Esse processo de escrita que não passa
pelo racional é mencionado por muitos outros escritores. Hemingway dizia
que depois de um dia de trabalho é preciso se esquecer completamente do
que foi feito, para o subconsciente alimentar o trabalho do dia
seguinte. Elena Ferrante descreve sua frantumaglia – pedaços de
sentimentos e memórias que habitam a mente de uma pessoa. No caso de um
escritor, parte deles obedecem a uma ordem, e começa ali o processo
narrativo. Sue Grafton descreve seu relacionamento com o lado direito do
cérebro – quando está diante de um impasse na narrativa escreve notas
para ele, pedindo ajuda. Zadie Smith fala do meio de um romance, em que
acontece um processo de pensamento mágico: “O tempo entra em colapso,
você senta para escrever às nove da manhã, pisca e já é de noite. Na
tela estão 4 mil palavras, mais do que você escreveu em três meses de
trabalho”.
Alcançar e manter este fluxo criativo não é um processo fácil ou contínuo. George Saunders
demorou quatro anos para escrever o conto “Dia das mães” (o que ele se
permitiu fazer por ganhar a vida como professor, e por ter a paciência
e a sabedoria exercitadas em décadas de meditação). Mark Twain
acreditava que alguns romances e histórias inacabados precisavam ser
esquecidos por alguns meses ou anos, para o autor voltar a eles com nova
perspectiva e energia. “Rezar pode ajudar”, afirma Margaret Atwood, num conselho sobre escrita que reconhece o desespero inevitável do processo.
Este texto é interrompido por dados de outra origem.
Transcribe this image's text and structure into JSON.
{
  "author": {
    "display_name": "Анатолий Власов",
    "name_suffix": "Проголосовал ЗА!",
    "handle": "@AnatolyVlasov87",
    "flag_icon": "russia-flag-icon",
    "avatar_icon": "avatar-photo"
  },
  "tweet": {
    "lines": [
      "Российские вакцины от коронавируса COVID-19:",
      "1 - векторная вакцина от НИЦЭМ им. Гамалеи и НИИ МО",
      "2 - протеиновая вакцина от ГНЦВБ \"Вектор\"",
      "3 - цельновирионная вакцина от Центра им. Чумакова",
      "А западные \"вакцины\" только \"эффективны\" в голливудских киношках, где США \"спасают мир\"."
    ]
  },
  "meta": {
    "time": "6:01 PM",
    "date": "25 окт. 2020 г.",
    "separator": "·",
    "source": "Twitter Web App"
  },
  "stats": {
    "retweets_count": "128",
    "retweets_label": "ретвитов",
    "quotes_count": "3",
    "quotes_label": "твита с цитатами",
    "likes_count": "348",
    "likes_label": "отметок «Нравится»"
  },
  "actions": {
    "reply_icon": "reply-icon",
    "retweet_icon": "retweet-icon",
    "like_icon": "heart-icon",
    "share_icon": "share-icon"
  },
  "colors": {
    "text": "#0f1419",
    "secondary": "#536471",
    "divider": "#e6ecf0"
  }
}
Macroplanejadores diminuem riscos
e sofrimento ao tentar controlar os caminhos subjetivos da escrita, mas
também perdem no processo parte do prazer. “Existe algo de maravilhoso
ao ver uma figura emergir de uma pedra, ao sentir a presença de algo com
você, e além de você. Alguma coisa consistente e boa, cujo objetivo
parece ser o de levá-lo a uma existência superior”, diz George Saunders, para quem o verdadeiro artista sempre trabalha fora do domínio da lógica.
Para os macroplanejadores a figura também
emerge da pedra, mas eles estão ali, já certos do formato que desejam
construir. Ou, usando outra metáfora, agora de Zadie Smith – enquanto
microgerentes constroem uma casa quarto por quarto, macroplanejadores
constroem a casa para depois mudar a mobília de lugar –, podem começar
a escrever um romance do meio para o início ou final, mudam o sexo dos
personagens, criam diferentes desfechos.
Não existe resposta certa, apenas
a escolha de um caminho que torne a escrita viável. “O escritor é aquele
que, enquanto trabalha, não sabe o que está fazendo”, afirma Donald Barthelme.
Penso que a afirmativa funciona tanto para microgerentes quanto para
macroplanejadores. A diferença é que os primeiros dão um passo no
escuro, enquanto os últimos acendem a luz, conferem o caminho, e depois
fecham os olhos para melhor sentir os passos.